Quando esteve em Fortaleza ela dormiu em casa de Mainha. Agora, vivia atrás
dele.
Tratando de
se recompor, tomou um banho de mar, depois foi a um dos remansos do rio e se
lavou. Procurou um ponto mais distante da muvuca, debaixo de uns coqueirais e
embalado pelo namoro do vento com os coqueiros, meditou.
Com uma fome
brava, passou na barraca de Tia Délia, que o recebeu com sorrisos, mas com
olhos preocupados, comeu uma moqueca e tomou um caldo, com uma cerveja gelada.
A noite
principiava. O céu estava límpido com lua cheia, iluminando os areais mostrando
suas entranhas e fazendo um jogo de claro-escuro, revelando o côncavo e o
convexo de suas formas, parecendo uma mulher estendida ao luar.
Encontrou
Mainha em sua barraca e a convidou para tomarem uma cerveja juntos. Sentaram em
uma das mesas, em volta do grande círculo que formava o espaço de dança.
Conversando e observando o agito.

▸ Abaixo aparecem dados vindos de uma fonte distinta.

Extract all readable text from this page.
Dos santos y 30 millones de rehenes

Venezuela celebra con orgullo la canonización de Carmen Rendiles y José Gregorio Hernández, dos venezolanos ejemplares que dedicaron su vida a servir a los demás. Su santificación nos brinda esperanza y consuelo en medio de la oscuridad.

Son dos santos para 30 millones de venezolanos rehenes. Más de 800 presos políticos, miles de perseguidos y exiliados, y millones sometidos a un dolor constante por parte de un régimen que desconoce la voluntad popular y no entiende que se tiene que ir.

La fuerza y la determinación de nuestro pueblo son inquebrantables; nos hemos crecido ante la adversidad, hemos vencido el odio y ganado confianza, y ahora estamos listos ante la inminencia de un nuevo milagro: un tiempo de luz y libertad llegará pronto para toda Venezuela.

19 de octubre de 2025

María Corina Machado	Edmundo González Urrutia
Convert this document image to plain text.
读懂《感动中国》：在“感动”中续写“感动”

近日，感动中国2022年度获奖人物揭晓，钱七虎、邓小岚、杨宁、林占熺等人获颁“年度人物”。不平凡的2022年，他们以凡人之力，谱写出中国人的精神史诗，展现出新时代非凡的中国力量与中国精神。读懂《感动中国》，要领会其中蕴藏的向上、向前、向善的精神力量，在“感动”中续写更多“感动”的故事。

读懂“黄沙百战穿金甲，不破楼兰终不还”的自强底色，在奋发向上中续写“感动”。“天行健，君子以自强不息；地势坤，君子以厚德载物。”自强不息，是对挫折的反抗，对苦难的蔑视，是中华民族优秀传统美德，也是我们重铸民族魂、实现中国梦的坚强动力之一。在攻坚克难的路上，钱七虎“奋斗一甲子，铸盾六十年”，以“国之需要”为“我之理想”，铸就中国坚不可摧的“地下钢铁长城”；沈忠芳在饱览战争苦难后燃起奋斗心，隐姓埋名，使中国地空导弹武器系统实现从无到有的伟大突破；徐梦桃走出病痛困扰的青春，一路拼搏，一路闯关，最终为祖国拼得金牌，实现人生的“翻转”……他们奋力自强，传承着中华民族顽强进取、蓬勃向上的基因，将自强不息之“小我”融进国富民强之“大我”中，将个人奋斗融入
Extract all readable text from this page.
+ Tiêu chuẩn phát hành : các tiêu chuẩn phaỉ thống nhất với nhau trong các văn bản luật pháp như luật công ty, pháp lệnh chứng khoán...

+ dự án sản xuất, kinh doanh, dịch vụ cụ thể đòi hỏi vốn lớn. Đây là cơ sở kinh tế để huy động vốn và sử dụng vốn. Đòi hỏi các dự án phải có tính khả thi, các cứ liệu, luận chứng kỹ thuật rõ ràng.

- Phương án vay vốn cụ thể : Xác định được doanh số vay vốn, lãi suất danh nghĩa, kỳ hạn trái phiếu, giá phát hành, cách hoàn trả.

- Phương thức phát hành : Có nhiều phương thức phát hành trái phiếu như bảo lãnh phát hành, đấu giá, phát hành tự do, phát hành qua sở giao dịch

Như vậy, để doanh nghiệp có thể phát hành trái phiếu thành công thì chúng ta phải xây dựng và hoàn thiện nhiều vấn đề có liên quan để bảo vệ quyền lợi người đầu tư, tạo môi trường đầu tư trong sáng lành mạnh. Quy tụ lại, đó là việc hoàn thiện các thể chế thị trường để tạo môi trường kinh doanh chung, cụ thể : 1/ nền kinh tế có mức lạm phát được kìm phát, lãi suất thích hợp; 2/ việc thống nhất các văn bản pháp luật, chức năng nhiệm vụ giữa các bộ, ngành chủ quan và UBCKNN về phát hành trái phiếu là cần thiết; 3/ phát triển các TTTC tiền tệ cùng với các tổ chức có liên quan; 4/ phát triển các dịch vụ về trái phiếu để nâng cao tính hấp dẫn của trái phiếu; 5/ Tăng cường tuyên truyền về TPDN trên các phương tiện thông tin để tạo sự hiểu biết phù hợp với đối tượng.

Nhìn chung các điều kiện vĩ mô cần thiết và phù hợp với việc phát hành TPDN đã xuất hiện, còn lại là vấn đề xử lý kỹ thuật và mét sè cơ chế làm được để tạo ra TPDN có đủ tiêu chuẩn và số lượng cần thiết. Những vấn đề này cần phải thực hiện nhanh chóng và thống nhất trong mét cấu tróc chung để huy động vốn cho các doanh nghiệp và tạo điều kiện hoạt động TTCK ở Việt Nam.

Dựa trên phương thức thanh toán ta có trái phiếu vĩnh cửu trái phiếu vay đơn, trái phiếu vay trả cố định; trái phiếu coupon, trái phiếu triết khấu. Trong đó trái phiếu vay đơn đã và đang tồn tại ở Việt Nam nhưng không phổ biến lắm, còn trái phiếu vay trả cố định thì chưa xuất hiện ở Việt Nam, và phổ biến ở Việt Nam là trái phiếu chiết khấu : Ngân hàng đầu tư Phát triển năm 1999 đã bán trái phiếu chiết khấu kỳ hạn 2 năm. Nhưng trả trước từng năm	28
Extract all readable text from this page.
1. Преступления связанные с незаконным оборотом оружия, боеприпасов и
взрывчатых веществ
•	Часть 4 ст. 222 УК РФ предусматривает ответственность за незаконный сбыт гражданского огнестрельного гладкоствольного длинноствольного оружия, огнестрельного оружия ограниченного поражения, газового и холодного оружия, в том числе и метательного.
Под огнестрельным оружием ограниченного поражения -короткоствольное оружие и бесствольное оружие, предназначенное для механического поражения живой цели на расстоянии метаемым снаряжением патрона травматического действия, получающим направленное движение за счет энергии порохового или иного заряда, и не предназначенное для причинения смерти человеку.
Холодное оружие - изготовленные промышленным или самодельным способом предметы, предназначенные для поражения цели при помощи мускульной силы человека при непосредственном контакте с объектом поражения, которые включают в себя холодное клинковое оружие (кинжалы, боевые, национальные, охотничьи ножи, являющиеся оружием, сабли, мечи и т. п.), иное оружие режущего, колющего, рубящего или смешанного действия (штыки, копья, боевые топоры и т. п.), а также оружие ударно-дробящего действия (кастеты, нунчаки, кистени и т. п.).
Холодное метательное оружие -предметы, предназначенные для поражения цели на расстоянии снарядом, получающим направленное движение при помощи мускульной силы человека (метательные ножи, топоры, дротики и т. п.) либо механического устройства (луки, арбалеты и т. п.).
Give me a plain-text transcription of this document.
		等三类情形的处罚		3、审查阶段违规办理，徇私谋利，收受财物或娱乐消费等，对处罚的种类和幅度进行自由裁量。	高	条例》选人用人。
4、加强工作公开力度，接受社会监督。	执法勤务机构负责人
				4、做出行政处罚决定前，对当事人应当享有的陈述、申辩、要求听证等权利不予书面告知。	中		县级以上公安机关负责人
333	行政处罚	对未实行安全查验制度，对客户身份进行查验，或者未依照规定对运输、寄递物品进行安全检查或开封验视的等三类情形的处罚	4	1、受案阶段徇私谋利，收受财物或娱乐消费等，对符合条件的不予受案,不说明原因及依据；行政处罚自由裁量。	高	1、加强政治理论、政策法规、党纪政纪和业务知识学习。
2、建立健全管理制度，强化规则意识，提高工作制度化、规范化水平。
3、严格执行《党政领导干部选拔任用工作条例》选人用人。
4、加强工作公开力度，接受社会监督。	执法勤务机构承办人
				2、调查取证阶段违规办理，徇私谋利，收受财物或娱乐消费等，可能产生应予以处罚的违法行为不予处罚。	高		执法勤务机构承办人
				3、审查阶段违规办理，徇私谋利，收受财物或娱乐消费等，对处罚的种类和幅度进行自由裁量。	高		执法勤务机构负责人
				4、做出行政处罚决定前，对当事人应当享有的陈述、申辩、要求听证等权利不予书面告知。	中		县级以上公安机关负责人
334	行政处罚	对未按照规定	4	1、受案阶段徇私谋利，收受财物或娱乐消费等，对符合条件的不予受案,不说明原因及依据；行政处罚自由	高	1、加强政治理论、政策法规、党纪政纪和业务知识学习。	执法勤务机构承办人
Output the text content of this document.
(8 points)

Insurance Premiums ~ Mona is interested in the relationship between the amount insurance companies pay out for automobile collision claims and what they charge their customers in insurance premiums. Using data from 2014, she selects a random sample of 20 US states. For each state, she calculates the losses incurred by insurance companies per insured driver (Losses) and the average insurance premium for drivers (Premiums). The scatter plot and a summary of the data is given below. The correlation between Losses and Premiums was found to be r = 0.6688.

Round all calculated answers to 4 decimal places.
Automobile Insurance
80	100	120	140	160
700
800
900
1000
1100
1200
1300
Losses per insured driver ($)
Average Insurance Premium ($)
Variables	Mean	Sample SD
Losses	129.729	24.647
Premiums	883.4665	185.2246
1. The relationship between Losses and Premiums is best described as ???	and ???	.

Satisfazendo os olhos com o movimentar das
pessoas e o coração com o burburinho e a música da festa. Casais começaram a
levantar a poeira do chão, com suas danças.
Nisso passou
por eles Janaína, que parou, cumprimentou Mainha e o Moço. Este por educação a
convidou para sentar, o que aceitou. Mainha na hora apresentou cara de
contrariedade, por saber do término do namoro dela com Mereciano, o ciúme
doentio dele, e das conversas que ouvira envolvendo a possível participação do
Moço, no desfecho. Tia Délia, do outro lado da festa, a viu sentar na mesa
deles, se apoquentou e se aprofundou nos temores.
O Moço que
nunca havia conversado com ela, ficou encantado, pela desenvoltura, a
facilidade da conversa, a simpatia e acima de tudo a beleza. Era estonteante,
levando, a que em momentos, não percebesse o que ela dizia e simplesmente se
fixar nos olhos, no movimentar dos lábios, nos trejeitos, no cabelo, que o
vento rebeldemente fazia cair sobre o rosto e ela com um jeito próprio o
colocava de lado. Estava hipnotizado. Mainha notou tudo isso e para romper o
momento, a convidou a chegar até sua barraca, onde sua prima estava ajudando.
Começaram as
danças. Aproximou-se da mesa Caetano, sua mulher Rosário, Estácio, seu irmão, com
a esposa Jussara. Ele os conhecera das idas na Vila do Encantado.
- Olá, seu
Moço, sozinho? Podemos sentá junto? – perguntou Caetano.
- Claro,
será uma satisfação. Sentem, vou buscar mais cervejas. A mulheres, também
tomam?
A conversa
estava do jeito que o Moço gostava. Causos das festas que houveram, das pescas,
brincadeiras, risadas. Eram jovens curtidos nas dificuldades do mar aproveitando
aquele momento feliz da vida.
- Pessoal,
vamos dançar? Caetano posso tirar a Rosário para dançar.
- Seu Moço,
descurpa, mas não vou dança. Tô prenha e no forró me mexo demais – respondeu
Rosário.
- Está
grávida, que maravilha, meus parabéns. Para quando?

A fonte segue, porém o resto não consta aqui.